7. En l'espèce, il est constant que Mme D épouse B ne détient pas de visa de long séjour, puisqu'elle est entrée en France sous couvert d'un visa Schengen de court séjour valable du 28 juillet 2016 au 9 novembre 2016. En outre, il ne ressort d'aucune pièce du dossier que la requérante se serait déclarée auprès des autorités françaises conformément aux exigences de l'article 22 de la convention de Schengen et des articles R. 211-32 et R. 211-33 du code de l'entrée et du séjour des étrangers et du droit d'asile. Dans ces conditions, et alors même que la requérante peut se prévaloir d'une vie commune de plus de six mois avec son mari français qu'elle a épousé le 11 juillet 2020, l'intéressée ne justifie pas de la régularité de son entrée en France et ne satisfait donc pas les conditions de l'article L. 211-2-1 du code de l'entrée et du séjour des étrangers et du droit d'asile. Dans ces conditions, c'est sans erreur de droit au regard des dispositions précitées que la préfète du Tarn a pu refuser à Mme D épouse B la délivrance d'un titre de séjour en qualité de conjointe de français.
8. En quatrième lieu, Mme D épouse B ne saurait se prévaloir utilement des dispositions du 7° de l'article L. 313-11 du code de l'entrée et du séjour des étrangers et du droit d'asile, dès lors qu'elle n'a pas sollicité son admission au séjour sur ce fondement et que l'autorité préfectorale n'était pas tenue d'examiner d'office sa demande à ce titre.
9. Il résulte de ce qui a été dit précédemment que la requérante ne satisfaisait pas les conditions lui permettant d'obtenir un titre de séjour de plein droit. Par suite et dès lors que la préfète du Tarn n'était pas tenue de saisir la commission du titre de séjour, le moyen tiré du vice de procédure ne peut qu'être écarté.

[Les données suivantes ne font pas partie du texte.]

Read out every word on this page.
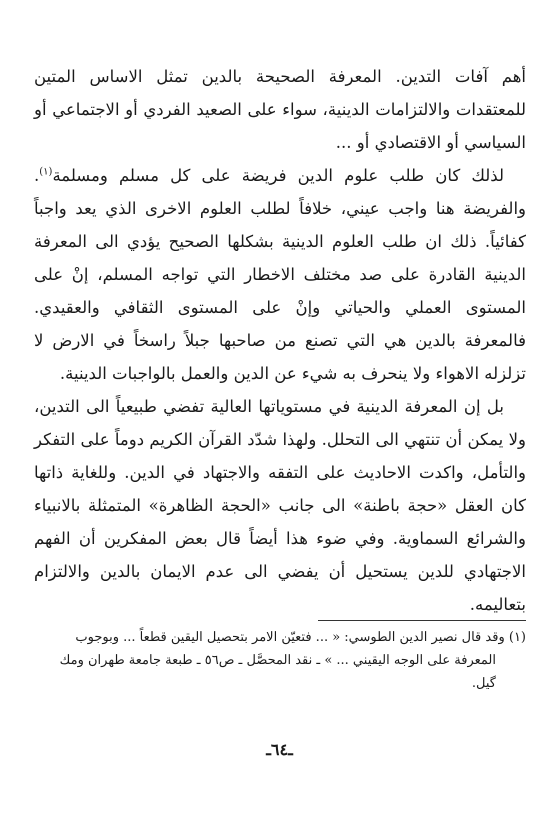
أهم آفات التدين. المعرفة الصحيحة بالدين تمثل الاساس المتين للمعتقدات والالتزامات الدينية، سواء على الصعيد الفردي أو الاجتماعي أو السياسي أو الاقتصادي أو ...

لذلك كان طلب علوم الدين فريضة على كل مسلم ومسلمة$^{(١)}$. والفريضة هنا واجب عيني، خلافاً لطلب العلوم الاخرى الذي يعد واجباً كفائياً. ذلك ان طلب العلوم الدينية بشكلها الصحيح يؤدي الى المعرفة الدينية القادرة على صد مختلف الاخطار التي تواجه المسلم، إنْ على المستوى العملي والحياتي وإنْ على المستوى الثقافي والعقيدي. فالمعرفة بالدين هي التي تصنع من صاحبها جبلاً راسخاً في الارض لا تزلزله الاهواء ولا ينحرف به شيء عن الدين والعمل بالواجبات الدينية.

بل إن المعرفة الدينية في مستوياتها العالية تفضي طبيعياً الى التدين، ولا يمكن أن تنتهي الى التحلل. ولهذا شدّد القرآن الكريم دوماً على التفكر والتأمل، واكدت الاحاديث على التفقه والاجتهاد في الدين. وللغاية ذاتها كان العقل «حجة باطنة» الى جانب «الحجة الظاهرة» المتمثلة بالانبياء والشرائع السماوية. وفي ضوء هذا أيضاً قال بعض المفكرين أن الفهم الاجتهادي للدين يستحيل أن يفضي الى عدم الايمان بالدين والالتزام بتعاليمه.

(١) وقد قال نصير الدين الطوسي: « ... فتعيّن الامر بتحصيل اليقين قطعاً ... وبوجوب
المعرفة على الوجه اليقيني ... » ـ نقد المحصَّل ـ ص٥٦ ـ طبعة جامعة طهران ومك
گيل.
ـ٦٤ـ
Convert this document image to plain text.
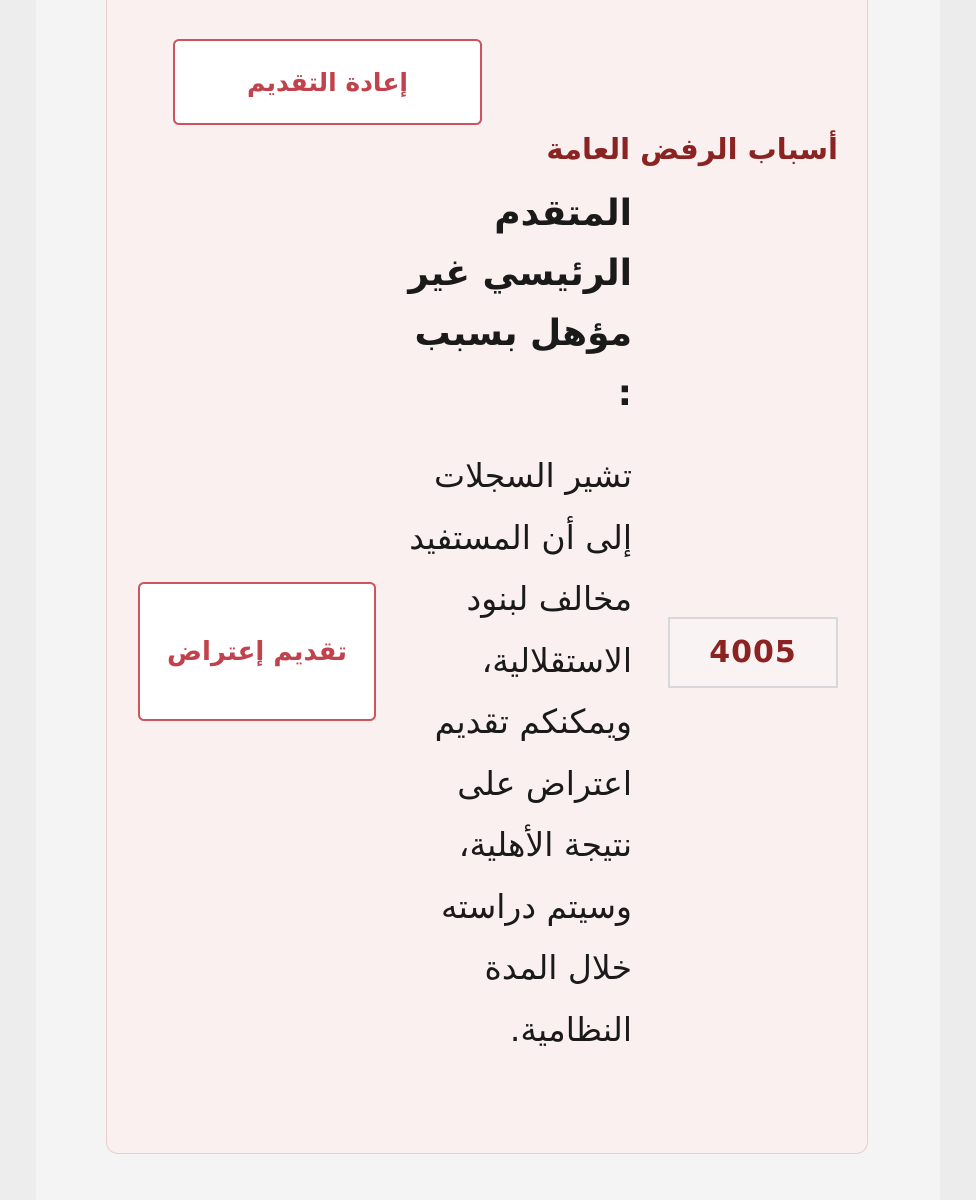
إعادة التقديم
أسباب الرفض العامة
المتقدم الرئيسي غير مؤهل بسبب :
تشير السجلات إلى أن المستفيد مخالف لبنود الاستقلالية، ويمكنكم تقديم اعتراض على نتيجة الأهلية، وسيتم دراسته خلال المدة النظامية.
4005
تقديم إعتراض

10. En cinquième lieu, s'il ressort des pièces du dossier que Mme D épouse B s'est mariée avec un ressortissant français le 11 juillet 2020 et qu'il n'est pas contesté que la communauté de vie n'a pas cessé depuis le mariage, la relation entre la requérante et son époux demeure cependant récente, la réalité de cette relation n'est établie que depuis l'année 2019. En outre, si l'intéressée se prévaut de la présence d'une fille majeure résidant régulièrement en France avec son petit-fils, il ressort des pièces du dossier que ses trois autres enfants résident toujours dans son pays d'origine, le Cameroun, où elle a vécu la majeure partie de sa vie. Enfin, si elle produit des pièces médicales qui attestent qu'elle fait l'objet d'un suivi pour une hépatopathie, il n'en ressort pas que l'absence de suivi serait de nature à entraîner des conséquences graves pour sa santé, ni qu'elle ne pourrait bénéficier effectivement de soins adaptés dans son pays d'origine, le Cameroun. Dans ces conditions, la préfète du Tarn, en refusant de délivrer à Mme D épouse B le titre de séjour de séjour sollicité, n'a pas porté une atteinte disproportionnée à son droit au respect de sa vie privée et familiale tel que protégé par l'article 8 de la convention européenne de sauvegarde des droits de l'homme et des libertés fondamentales.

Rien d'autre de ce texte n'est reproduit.